Key changed/added files in this PR
-
controllers/lookup/*
@MrLarssonJr Thanks a lot for working on this PR. I will review it over weekend. BTW on the first glance, is lookup updates working ? if i update the lookup cr will it update the lookup ? Also can we construct status.
Happy to help @AdheipSingh!
I must admit I've only tested in a kind cluster, but in there updates work!
Sure, I'll take a look at integrating status.
I also saw the notification that some test failed, I'll look into that as well.
@AdheipSingh, I just wanted to check if you've had some time to look over my new commits?
@itamar-marom @cyril-corbon if you can help with the reviews.
Hi @itamar-marom, thanks for your feedback! I'll incorporate it and come back with some new commits.
I've marked conversations I feel like I've addressed as resolved to help me keep track of what items I've still got to address. @itamar-marom, if you feel anyone of the conversations I marked as resolved, in fact are not resolved, please do not hesitate to re-open them!

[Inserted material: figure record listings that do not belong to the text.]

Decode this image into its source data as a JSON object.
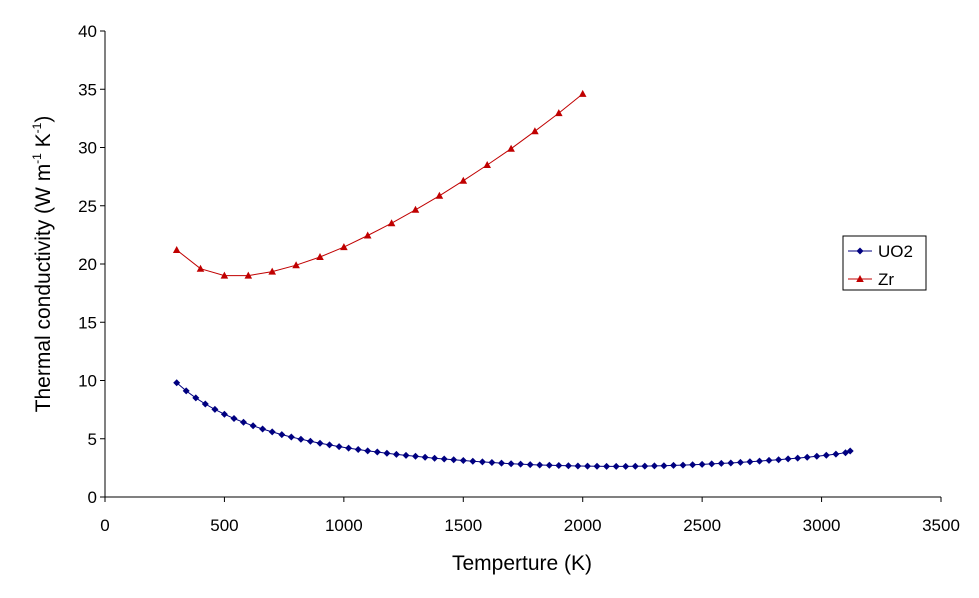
{
  "chart_data": {
    "type": "scatter",
    "title": "",
    "xlabel": "Temperture (K)",
    "ylabel": {
      "base": "Thermal conductivity (W m",
      "exp1": "-1",
      "mid": " K",
      "exp2": "-1",
      "end": ")"
    },
    "xlim": [
      0,
      3500
    ],
    "ylim": [
      0,
      40
    ],
    "xticks": [
      0,
      500,
      1000,
      1500,
      2000,
      2500,
      3000,
      3500
    ],
    "yticks": [
      0,
      5,
      10,
      15,
      20,
      25,
      30,
      35,
      40
    ],
    "grid": false,
    "legend_position": "right",
    "series": [
      {
        "name": "UO2",
        "color": "#000080",
        "marker": "diamond",
        "x": [
          300,
          340,
          380,
          420,
          460,
          500,
          540,
          580,
          620,
          660,
          700,
          740,
          780,
          820,
          860,
          900,
          940,
          980,
          1020,
          1060,
          1100,
          1140,
          1180,
          1220,
          1260,
          1300,
          1340,
          1380,
          1420,
          1460,
          1500,
          1540,
          1580,
          1620,
          1660,
          1700,
          1740,
          1780,
          1820,
          1860,
          1900,
          1940,
          1980,
          2020,
          2060,
          2100,
          2140,
          2180,
          2220,
          2260,
          2300,
          2340,
          2380,
          2420,
          2460,
          2500,
          2540,
          2580,
          2620,
          2660,
          2700,
          2740,
          2780,
          2820,
          2860,
          2900,
          2940,
          2980,
          3020,
          3060,
          3100,
          3120
        ],
        "y": [
          9.8,
          9.11,
          8.51,
          7.98,
          7.52,
          7.11,
          6.74,
          6.41,
          6.11,
          5.84,
          5.59,
          5.36,
          5.15,
          4.96,
          4.79,
          4.62,
          4.47,
          4.33,
          4.2,
          4.08,
          3.96,
          3.86,
          3.76,
          3.66,
          3.57,
          3.49,
          3.41,
          3.33,
          3.26,
          3.19,
          3.13,
          3.07,
          3.01,
          2.96,
          2.91,
          2.86,
          2.82,
          2.78,
          2.75,
          2.72,
          2.7,
          2.68,
          2.66,
          2.65,
          2.64,
          2.63,
          2.63,
          2.63,
          2.64,
          2.65,
          2.67,
          2.69,
          2.71,
          2.74,
          2.77,
          2.8,
          2.84,
          2.88,
          2.92,
          2.97,
          3.02,
          3.08,
          3.14,
          3.2,
          3.27,
          3.34,
          3.42,
          3.5,
          3.59,
          3.68,
          3.8,
          3.95
        ]
      },
      {
        "name": "Zr",
        "color": "#c00000",
        "marker": "triangle",
        "x": [
          300,
          400,
          500,
          600,
          700,
          800,
          900,
          1000,
          1100,
          1200,
          1300,
          1400,
          1500,
          1600,
          1700,
          1800,
          1900,
          2000
        ],
        "y": [
          21.2,
          19.6,
          19.0,
          19.0,
          19.35,
          19.9,
          20.6,
          21.45,
          22.45,
          23.5,
          24.65,
          25.85,
          27.15,
          28.5,
          29.9,
          31.4,
          32.95,
          34.6
        ]
      }
    ]
  }
}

We're getting close to closing all code-related issues! I wanted to ask you for one more thing - we need tests. Unit testing for relevant functions (It's easy to do it with ChatGPT) and if you could add a use case to our e2e test it would be great. If you need help with this please ping me and I'll help 🙏🏽
Hi @itamar-marom! My turn to say sorry for a long delay in replying, thank you for your patience 🙏 Some time has finally opened up and I'm starting to dig into your latest comments. I expect I'll have some new commits in the coming days addressing them!

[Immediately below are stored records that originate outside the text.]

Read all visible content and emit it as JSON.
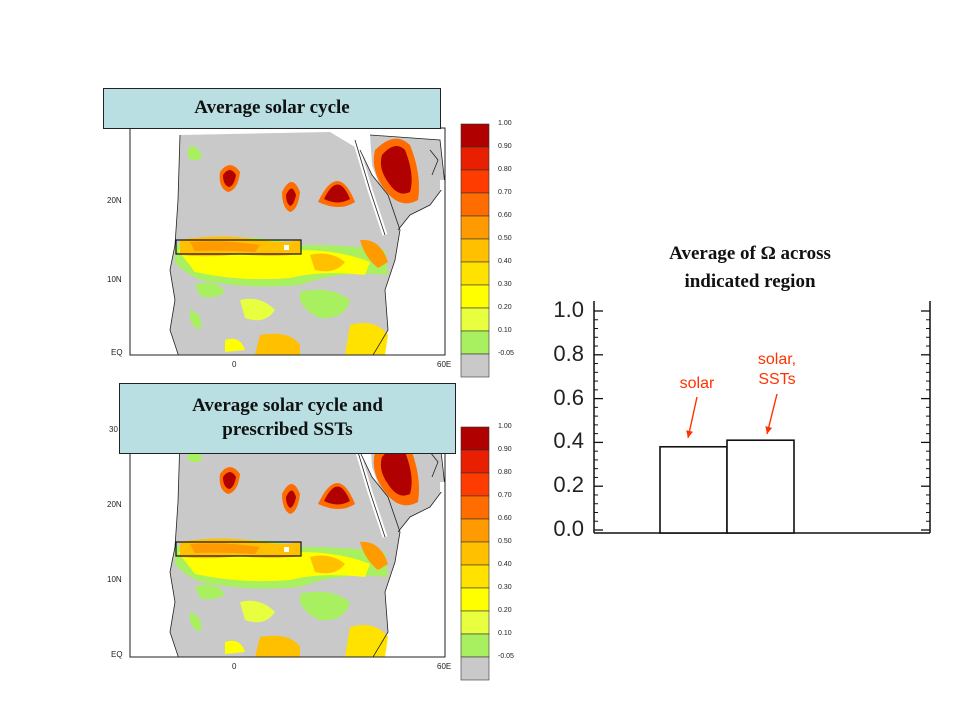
{
  "colors": {
    "scale": [
      "#c9c9c9",
      "#a8f060",
      "#e8ff40",
      "#ffff00",
      "#ffe200",
      "#ffc000",
      "#ff9a00",
      "#ff6c00",
      "#ff3c00",
      "#e81f00",
      "#b00000"
    ],
    "title_bg": "#b9dfe3",
    "annotation": "#ff3300"
  },
  "panels": [
    {
      "title": "Average solar cycle",
      "y_ticks": [
        "20N",
        "10N",
        "EQ"
      ],
      "x_ticks": [
        "0",
        "60E"
      ],
      "colorbar": [
        "1.00",
        "0.90",
        "0.80",
        "0.70",
        "0.60",
        "0.50",
        "0.40",
        "0.30",
        "0.20",
        "0.10",
        "-0.05"
      ]
    },
    {
      "title_lines": [
        "Average solar cycle and",
        "prescribed SSTs"
      ],
      "y_ticks": [
        "30",
        "20N",
        "10N",
        "EQ"
      ],
      "x_ticks": [
        "0",
        "60E"
      ],
      "colorbar": [
        "1.00",
        "0.90",
        "0.80",
        "0.70",
        "0.60",
        "0.50",
        "0.40",
        "0.30",
        "0.20",
        "0.10",
        "-0.05"
      ]
    }
  ],
  "chart_data": {
    "type": "bar",
    "title": "Average of Ω across indicated region",
    "title_lines": [
      "Average of Ω across",
      "indicated region"
    ],
    "categories": [
      "solar",
      "solar, SSTs"
    ],
    "annotation_lines": [
      [
        "solar"
      ],
      [
        "solar,",
        "SSTs"
      ]
    ],
    "values": [
      0.38,
      0.41
    ],
    "ylim": [
      0.0,
      1.0
    ],
    "yticks": [
      "1.0",
      "0.8",
      "0.6",
      "0.4",
      "0.2",
      "0.0"
    ],
    "xlabel": "",
    "ylabel": ""
  }
}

Alright, became a bit of rewrite once more. Highlights:
- Using bookkeeping method.
- Utilising the Druid lookup k8s resource name as the lookup id.

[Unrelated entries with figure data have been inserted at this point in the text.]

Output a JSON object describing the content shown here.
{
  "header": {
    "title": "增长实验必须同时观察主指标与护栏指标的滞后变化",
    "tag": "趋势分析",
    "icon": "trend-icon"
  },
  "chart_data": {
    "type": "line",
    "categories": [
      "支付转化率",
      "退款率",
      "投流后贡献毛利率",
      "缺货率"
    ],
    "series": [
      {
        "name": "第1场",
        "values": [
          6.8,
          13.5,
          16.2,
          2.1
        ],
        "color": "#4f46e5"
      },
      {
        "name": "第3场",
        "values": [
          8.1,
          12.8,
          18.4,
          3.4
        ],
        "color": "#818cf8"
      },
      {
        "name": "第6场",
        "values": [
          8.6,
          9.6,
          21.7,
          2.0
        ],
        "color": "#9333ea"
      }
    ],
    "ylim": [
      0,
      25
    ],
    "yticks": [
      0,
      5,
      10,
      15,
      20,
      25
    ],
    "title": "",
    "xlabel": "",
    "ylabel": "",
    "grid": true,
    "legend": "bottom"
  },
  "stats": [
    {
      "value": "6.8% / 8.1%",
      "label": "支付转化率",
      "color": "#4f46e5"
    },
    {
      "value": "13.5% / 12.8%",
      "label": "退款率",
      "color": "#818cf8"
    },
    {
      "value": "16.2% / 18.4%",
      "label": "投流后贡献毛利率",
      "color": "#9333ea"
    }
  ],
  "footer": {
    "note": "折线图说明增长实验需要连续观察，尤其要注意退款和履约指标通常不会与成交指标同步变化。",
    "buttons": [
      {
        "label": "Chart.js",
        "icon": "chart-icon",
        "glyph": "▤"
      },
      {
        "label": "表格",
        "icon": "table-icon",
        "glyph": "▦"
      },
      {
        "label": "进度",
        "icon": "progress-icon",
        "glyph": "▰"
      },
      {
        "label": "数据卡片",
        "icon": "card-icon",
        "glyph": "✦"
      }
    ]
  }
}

- Useful to ensure there only ever are one resource controlling a lookup.
- Means there can only be one lookup named one thing per namespace.
- Thoughts?
- Added
- simple e2e test.
- unit tests.
- Using
LocalObjectReferncenow. - Fields in
DruidLookupSpecandDruidLookupStatusare now documented.
(I tried to fix the e2e test failing due to a name for a minio tenant pool were missing. It did get further, but there still seems to be something wrong. I've had issues running it locally also due to arm64/amd64 issues inside of kind.)
@AdheipSingh code looks good. I'm not sure why the e2e fails. Can you help troubleshoot this?